The research highlights the correlation between the diversity of counterfactual instances and the improvement in model performance. The team introduced innovative techniques, Solo-QAG and Duo-QAG, for efficient counterfactual generation, ensuring high-quality, diverse, and relevant instances. The study also found that models trained with counterfactual augmented data have better-calibrated prediction probabilities, making them more reliable in real-world scenarios.
Key takeaways:
- Researchers from the Ubiquitous Knowledge Processing Lab at the Technical University of Darmstadt have developed an approach to improve the performance of smaller language models in extractive question answering by using counterfactual instances for training.
- The research indicates that the diversity of counterfactual instances, in terms of surface form and semantic content, is crucial for achieving robustness against spurious correlations and bridging data distribution gaps.

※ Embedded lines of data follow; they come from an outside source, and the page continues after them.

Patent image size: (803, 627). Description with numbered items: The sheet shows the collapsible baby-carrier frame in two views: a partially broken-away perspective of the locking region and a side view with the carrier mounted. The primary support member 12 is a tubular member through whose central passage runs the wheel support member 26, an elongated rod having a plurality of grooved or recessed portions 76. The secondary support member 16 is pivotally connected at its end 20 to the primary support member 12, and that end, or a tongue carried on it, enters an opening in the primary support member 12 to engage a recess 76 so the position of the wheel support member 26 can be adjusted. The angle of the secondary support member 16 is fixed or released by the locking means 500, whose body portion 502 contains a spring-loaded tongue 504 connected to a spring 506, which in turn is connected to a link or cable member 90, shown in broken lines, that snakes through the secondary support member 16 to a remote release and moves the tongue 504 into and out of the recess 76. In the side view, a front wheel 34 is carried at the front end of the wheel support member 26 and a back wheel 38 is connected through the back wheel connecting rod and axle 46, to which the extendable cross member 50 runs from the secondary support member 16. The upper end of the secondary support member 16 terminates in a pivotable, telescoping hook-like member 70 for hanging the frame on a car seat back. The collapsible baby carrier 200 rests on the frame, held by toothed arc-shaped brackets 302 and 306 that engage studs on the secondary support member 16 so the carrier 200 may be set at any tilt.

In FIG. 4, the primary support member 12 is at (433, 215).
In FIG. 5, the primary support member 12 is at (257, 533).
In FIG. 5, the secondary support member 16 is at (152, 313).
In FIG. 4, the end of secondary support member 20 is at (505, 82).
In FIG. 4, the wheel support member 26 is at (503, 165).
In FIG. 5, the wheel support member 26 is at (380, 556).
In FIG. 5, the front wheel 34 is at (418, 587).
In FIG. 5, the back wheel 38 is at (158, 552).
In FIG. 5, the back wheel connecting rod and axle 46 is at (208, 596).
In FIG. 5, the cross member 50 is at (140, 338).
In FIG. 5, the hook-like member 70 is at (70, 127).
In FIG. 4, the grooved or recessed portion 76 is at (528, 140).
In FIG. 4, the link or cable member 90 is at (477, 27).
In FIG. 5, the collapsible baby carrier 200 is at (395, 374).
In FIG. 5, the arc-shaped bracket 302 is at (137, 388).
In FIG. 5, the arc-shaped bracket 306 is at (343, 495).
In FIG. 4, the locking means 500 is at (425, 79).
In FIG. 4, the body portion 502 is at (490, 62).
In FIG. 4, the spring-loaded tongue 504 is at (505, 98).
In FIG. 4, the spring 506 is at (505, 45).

- The team introduced innovative techniques, Solo-QAG and Duo-QAG, for efficient counterfactual generation, which, along with filtering steps for quality assurance, ensure high-standard, diverse, and relevant counterfactual instances.
- Models trained with counterfactual augmented data show better-calibrated prediction probabilities, ensuring their reliability in real-world scenarios. The research also found that rationale-augmented calibrator models prefer concise explanations over comprehensive ones.